Hablaré con la amargura de mi alma.
2Le diré a Dios: “No me condenes. Muéstrame por qué contiendes conmigo.
3¿Es bueno para ti que oprimas, que desprecies el trabajo de tus manos,
y sonreír al consejo de los malvados?
4¿Tienes ojos de carne? ¿O ves como ve el hombre?
5Son tus días como los de los mortales, o tus años como los del hombre,
6que indaguen en mi iniquidad, ¿y buscar mi pecado?
7Aunque sabes que no soy malvado, no hay nadie que pueda liberar de su mano.
8“‘Tus manos me han enmarcado y me han formado por completo, y sin embargo me destruyes.
9Acuérdate, te lo ruego, de que me has formado como el barro. ¿Volverás a convertirme en polvo?
10No me has derramado como la leche, y me cuajó como un queso?
11Me has vestido de piel y carne, y me unió con huesos y tendones.
12Me has concedido la vida y la bondad amorosa. Su visita ha preservado mi espíritu.
13Sin embargo, escondiste estas cosas en tu corazón. Sé que esto es contigo:
14si peco, entonces me marcas. No me absolverás de mi iniquidad.
15Si soy malvado, ay de mí. Si soy justo, todavía no levantaré la cabeza,
llenándose de desgracia,
y consciente de mi aflicción.
16Si mi cabeza está en alto, me cazan como a un león. De nuevo te muestras poderoso ante mí.
17Renováis vuestros testigos contra mí, y aumentar su indignación sobre mí.

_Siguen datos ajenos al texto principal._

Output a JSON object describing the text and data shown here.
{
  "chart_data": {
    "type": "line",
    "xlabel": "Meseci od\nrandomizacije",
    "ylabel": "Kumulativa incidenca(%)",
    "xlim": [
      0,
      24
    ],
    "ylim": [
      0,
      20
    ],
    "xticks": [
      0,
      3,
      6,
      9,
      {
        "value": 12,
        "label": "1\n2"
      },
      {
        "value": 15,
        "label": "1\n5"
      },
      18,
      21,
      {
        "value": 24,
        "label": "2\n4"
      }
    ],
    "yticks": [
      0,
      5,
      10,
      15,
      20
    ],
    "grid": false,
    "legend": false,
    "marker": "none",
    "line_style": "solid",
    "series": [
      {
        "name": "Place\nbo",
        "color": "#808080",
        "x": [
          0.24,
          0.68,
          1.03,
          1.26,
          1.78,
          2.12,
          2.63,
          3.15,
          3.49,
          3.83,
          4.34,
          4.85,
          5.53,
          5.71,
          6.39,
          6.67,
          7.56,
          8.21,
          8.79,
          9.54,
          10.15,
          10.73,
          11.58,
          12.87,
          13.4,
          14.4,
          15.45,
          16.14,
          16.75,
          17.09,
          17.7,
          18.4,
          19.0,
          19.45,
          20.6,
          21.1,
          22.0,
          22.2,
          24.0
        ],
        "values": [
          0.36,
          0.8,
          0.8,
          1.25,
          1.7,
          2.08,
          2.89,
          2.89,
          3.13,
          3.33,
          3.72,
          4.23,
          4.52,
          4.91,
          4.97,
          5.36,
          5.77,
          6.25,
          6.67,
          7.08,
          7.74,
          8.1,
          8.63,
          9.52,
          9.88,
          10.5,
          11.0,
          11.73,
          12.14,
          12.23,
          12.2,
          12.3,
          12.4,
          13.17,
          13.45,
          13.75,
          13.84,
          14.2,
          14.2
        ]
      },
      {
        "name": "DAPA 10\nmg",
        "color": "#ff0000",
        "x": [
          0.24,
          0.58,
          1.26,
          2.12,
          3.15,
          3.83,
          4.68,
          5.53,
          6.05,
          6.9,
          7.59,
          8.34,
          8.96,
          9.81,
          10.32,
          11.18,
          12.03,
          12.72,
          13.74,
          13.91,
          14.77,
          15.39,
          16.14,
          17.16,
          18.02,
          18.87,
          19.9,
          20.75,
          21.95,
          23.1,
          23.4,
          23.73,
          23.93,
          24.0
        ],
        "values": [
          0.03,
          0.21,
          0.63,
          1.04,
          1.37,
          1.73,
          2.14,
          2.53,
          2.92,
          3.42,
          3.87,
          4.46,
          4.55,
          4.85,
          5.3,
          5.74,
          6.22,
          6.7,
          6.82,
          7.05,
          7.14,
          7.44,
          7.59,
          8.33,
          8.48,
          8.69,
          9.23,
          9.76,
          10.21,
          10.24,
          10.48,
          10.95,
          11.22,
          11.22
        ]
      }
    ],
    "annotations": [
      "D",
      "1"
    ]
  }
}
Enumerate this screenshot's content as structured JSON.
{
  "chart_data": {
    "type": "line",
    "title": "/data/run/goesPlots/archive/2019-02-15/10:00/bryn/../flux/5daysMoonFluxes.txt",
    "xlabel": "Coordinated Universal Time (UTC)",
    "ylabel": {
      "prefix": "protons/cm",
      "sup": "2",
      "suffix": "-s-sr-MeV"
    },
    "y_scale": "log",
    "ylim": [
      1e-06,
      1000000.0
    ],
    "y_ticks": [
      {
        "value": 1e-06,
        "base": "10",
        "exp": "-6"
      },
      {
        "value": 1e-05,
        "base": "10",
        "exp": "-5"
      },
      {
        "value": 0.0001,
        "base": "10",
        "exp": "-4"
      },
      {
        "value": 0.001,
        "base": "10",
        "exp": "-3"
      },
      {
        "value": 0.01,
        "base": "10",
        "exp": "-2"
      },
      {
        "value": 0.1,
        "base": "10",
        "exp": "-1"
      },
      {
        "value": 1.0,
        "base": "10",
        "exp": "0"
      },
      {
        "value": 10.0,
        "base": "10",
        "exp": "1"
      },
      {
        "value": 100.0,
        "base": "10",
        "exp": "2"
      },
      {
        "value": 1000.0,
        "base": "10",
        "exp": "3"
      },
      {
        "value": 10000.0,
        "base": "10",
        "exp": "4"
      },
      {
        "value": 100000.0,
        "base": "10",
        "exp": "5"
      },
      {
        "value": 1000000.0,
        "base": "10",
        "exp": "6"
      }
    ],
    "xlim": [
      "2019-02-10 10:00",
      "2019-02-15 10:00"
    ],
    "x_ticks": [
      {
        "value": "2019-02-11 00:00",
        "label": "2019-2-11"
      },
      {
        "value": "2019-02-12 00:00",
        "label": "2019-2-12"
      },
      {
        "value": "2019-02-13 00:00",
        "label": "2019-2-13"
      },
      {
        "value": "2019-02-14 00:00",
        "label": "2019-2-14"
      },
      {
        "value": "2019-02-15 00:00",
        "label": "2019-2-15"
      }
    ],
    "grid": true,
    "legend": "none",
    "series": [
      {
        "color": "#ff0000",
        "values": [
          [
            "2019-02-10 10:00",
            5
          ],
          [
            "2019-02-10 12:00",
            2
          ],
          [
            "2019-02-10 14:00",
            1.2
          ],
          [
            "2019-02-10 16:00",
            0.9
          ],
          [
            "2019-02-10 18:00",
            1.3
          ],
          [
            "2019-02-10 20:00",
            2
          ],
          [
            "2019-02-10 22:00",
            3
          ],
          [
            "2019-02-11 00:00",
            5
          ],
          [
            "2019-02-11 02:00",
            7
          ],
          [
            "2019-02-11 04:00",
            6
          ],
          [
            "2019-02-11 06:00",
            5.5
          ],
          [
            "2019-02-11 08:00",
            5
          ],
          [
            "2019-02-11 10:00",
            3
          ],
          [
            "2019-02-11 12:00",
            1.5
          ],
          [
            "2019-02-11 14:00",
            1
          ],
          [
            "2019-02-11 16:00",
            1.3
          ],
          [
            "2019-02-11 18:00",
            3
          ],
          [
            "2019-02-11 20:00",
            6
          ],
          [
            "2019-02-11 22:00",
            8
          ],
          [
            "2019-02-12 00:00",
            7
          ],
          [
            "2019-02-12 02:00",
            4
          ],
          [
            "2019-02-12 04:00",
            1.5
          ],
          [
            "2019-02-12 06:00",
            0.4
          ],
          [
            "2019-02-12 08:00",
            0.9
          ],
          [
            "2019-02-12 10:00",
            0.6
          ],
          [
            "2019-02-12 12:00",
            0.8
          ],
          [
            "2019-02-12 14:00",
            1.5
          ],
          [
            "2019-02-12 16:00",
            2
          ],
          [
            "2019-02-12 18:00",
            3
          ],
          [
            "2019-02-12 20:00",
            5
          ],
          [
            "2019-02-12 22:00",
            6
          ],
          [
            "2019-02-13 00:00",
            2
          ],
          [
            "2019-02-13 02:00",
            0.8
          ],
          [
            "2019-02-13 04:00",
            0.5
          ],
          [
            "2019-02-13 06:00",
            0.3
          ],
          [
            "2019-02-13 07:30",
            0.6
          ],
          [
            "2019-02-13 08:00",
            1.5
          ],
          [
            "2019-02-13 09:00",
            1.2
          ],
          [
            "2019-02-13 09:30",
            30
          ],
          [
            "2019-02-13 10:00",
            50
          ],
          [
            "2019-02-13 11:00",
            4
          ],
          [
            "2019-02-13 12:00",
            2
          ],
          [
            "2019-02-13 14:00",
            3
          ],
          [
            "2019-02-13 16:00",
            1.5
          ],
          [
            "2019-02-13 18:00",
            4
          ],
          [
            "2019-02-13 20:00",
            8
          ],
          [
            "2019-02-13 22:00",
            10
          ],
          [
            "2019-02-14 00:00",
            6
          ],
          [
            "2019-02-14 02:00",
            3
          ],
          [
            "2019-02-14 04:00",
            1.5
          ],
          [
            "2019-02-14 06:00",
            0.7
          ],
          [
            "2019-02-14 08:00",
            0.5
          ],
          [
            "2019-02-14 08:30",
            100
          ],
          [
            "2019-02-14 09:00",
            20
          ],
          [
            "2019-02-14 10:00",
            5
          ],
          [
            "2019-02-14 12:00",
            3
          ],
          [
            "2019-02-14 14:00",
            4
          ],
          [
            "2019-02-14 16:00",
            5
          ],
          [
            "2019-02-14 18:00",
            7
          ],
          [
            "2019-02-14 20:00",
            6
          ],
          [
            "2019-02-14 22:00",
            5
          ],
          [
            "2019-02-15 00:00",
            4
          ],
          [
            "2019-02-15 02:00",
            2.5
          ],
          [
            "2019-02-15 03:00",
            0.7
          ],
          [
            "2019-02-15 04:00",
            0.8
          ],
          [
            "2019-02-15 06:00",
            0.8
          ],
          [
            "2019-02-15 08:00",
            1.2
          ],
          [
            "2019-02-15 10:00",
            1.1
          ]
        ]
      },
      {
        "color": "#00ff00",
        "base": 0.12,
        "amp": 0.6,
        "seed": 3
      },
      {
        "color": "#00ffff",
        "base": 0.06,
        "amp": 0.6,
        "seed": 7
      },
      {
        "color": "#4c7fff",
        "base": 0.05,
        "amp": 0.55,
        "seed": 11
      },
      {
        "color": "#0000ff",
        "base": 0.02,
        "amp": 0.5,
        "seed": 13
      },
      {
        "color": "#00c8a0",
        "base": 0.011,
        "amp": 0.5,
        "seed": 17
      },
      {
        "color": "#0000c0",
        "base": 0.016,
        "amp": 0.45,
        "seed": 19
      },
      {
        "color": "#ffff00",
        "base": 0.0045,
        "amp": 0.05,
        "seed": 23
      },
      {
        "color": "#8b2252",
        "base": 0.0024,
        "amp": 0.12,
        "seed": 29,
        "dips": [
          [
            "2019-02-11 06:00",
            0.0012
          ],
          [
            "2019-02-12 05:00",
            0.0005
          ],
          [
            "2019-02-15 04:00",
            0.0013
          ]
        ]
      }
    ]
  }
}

Los cambios y la guerra están conmigo.
18“‘¿Por qué, pues, me has sacado del vientre? Ojalá hubiera renunciado al espíritu, y ningún ojo me hubiera visto.
19debería haber sido como si no lo hubiera sido. Debería haber sido llevado desde el vientre a la tumba.
20¿No son pocos mis días? ¡Para! Dejadme en paz, para que pueda encontrar un poco de consuelo,
21antes de ir a donde no volveré,
a la tierra de las tinieblas y de la sombra de la muerte;
22la tierra oscura como la medianoche, de la sombra de la muerte,
sin ningún tipo de orden,
donde la luz es como la medianoche”.